Porque esquecer é permitir que essa lógica continue, e lembrar é resistir.
A Baixada Fluminense é considerada uma das regiões mais inseguras do Rio de Janeiro, marcada por altos índices de roubos e homicídios. Ser um jovem negro na Baixada significa conviver com o risco iminente de ser morto pelo tráfico, pela milícia ou pela própria polícia.

O sofrimento dos parentes e amigos desses jovens vitimados pela violência confronta-se continuamente com a invisibilidade imposta pelo silêncio da dor e pelo silenciamento promovido pelo judiciário e pela mídia. A morte física não encerra a existência do sujeito; ela se prolonga no simbólico, perpetuando-se na luta por justiça e pela tentativa de "limpeza moral" da vítima.
Esse esforço se ancora na crença de que aquele jovem não "merecia" morrer.
Ele morreu mais de uma vez, não ressuscitou, não abriu mais os olhos, nem quando a família chorou, nem quando os amigos postaram sua foto, nem quando a vizinhança murmurou um "mais um". Mesmo com a falência dos órgãos biológicos, trataram de matar ele mais uma vez, e dessa vez foi no campo das lembranças.

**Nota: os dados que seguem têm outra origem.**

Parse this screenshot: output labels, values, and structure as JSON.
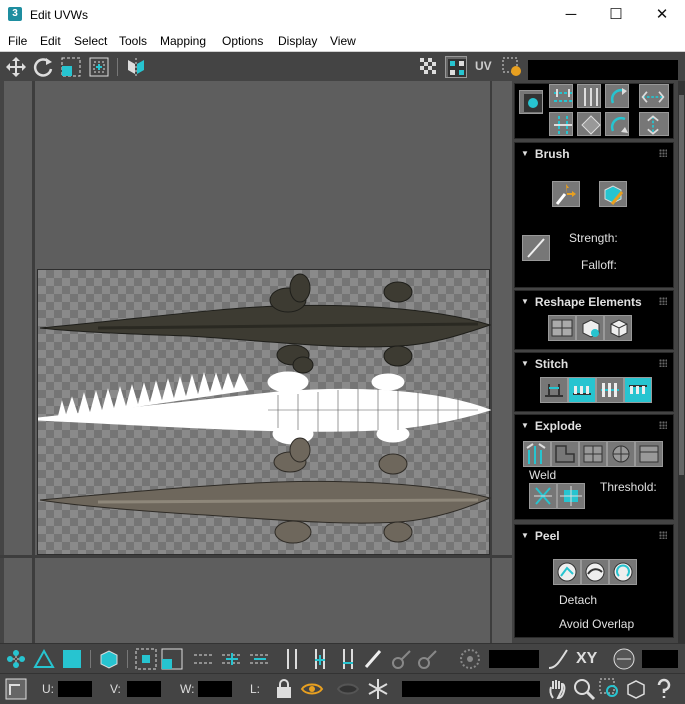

A cidade mais perigosa do mundo
A Baixada Fluminense é composta por 13 municípios da Região Metropolitana do Rio de Janeiro, com uma população de aproximadamente 3,7 milhões de pessoas, o que equivale a cerca de 22% da população do estado. Cidades como Belford Roxo, Nova Iguaçu, Duque de Caxias e São João de Meriti são conhecidas pela frequente ocorrência de assaltos, disputas territoriais entre facções criminosas, violência das milícias e homicídios. Como resultado, a região concentra 34% das mortes violentas do estado.
É comum que os moradores tenham algum amigo, conhecido ou parente que foi assassinado, muitos desses casos sequer chegam ao noticiário ou às instâncias de investigação. A falta de visibilidade facilita a manutenção dos altos índices de violência, silencia as vozes de amigos e familiares das vítimas e perpetua a impunidade.
Nascido e criado na Baixada Fluminense, vivi por décadas em São João de Meriti, cidade conhecida como "o formigueiro das Américas" por possuir uma das mais altas densidades demográficas do continente, segundo o IBGE. Posteriormente, mudei-me para Belford Roxo, que já foi considerada a cidade mais perigosa do mundo devido à brutalidade dos grupos de extermínio formados durante a Ditadura Militar, os quais seguiram atuando até a redemocratização.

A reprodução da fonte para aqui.